We vacate the Board’s order, and we remand this case for additional findings of fact consistent with this opinion.

Order

The order of the Unemployment Compensation Board of Review, No. B-219300 dated June 28, 1983, is vacated, and this case is remanded to the Board for additional findings of fact consistent with the foregoing opinion.

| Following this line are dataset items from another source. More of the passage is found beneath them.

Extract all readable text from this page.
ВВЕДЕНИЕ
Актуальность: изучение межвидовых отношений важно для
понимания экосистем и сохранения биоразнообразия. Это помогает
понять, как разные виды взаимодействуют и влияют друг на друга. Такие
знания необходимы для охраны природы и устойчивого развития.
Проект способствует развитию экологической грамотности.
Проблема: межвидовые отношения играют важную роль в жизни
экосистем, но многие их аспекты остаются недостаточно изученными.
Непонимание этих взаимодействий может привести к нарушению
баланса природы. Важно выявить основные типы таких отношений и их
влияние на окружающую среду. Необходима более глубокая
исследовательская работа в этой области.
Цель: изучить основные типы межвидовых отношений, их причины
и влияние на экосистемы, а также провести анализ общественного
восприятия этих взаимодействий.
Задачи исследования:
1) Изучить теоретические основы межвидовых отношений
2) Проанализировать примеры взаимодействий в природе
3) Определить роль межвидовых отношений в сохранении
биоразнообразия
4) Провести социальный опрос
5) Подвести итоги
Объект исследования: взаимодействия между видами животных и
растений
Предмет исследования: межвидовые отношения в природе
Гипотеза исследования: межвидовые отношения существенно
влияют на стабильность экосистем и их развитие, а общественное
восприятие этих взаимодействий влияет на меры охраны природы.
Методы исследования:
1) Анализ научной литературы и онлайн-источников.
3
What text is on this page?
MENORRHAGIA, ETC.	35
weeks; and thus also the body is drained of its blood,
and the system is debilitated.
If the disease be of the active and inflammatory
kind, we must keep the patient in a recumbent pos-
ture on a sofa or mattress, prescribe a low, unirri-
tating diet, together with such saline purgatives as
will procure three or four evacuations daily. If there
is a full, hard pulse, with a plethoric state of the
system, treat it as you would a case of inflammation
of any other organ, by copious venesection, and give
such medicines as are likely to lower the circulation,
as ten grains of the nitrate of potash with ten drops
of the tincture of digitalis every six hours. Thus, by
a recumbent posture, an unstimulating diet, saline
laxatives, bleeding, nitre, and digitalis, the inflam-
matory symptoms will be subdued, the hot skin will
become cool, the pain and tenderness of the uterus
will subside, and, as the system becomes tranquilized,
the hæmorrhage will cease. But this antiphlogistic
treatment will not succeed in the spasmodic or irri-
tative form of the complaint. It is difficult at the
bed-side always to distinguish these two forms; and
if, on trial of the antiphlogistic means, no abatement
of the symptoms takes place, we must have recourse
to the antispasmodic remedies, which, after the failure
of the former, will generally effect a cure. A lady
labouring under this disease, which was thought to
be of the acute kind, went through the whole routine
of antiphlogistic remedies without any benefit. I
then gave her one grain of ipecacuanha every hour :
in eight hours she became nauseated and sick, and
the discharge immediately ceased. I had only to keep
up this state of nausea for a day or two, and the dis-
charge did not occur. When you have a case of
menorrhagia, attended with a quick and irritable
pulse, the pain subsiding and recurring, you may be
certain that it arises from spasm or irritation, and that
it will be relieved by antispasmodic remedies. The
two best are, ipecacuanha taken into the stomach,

Jurisdiction relinquished. 
      
       Act of December 5, 1936, Second Ex. Sess., P.L. (1937) 2897, as amended, 43 P.S. §802(b).
     
      
       The Board also reversed the referee’s conclusion that Gray was liable for a non-fault overpayment pursuant to Section 804(b) of the Act, 43 P.S. §874(b), based upon its conclusion that she was entitled to the benefits received.
     
      
       Quality further argues that the Board erred by ruling that Section 402(a) of the Act, 43 P.S. §802(a), was not applicable. This argument is without merit. In Hospital Service Association of Northeastern Pennsylvania v. Unemployment Compensation Board of Review, 83 Pa. Commonwealth Ct. 165, 476 A.2d 516 (1984), we held that Section 402(a)’s coverage is limited to claimants who decline to accept suitable employment after they become unemployed. Employees who refuse their employer’s offer of suitable continued employment are governed by Section 402(b). Id.
      
     
      
       We noted that this increased expense would represent ten percent of the test claimant’s weekly gross salary. Also, there was record evidence that some of the claimants explored alternative means of transportation to the employer’s new location before they quit.
     
      
       For example, our Supreme Court has held that a required commute of over 300 miles round trip supplied cause of a necessitous and compelling nature for a voluntary termination. Treon v. Unemployment Compensation Board of Review, 499 Pa. 455, 453 A.2d 960 (1982).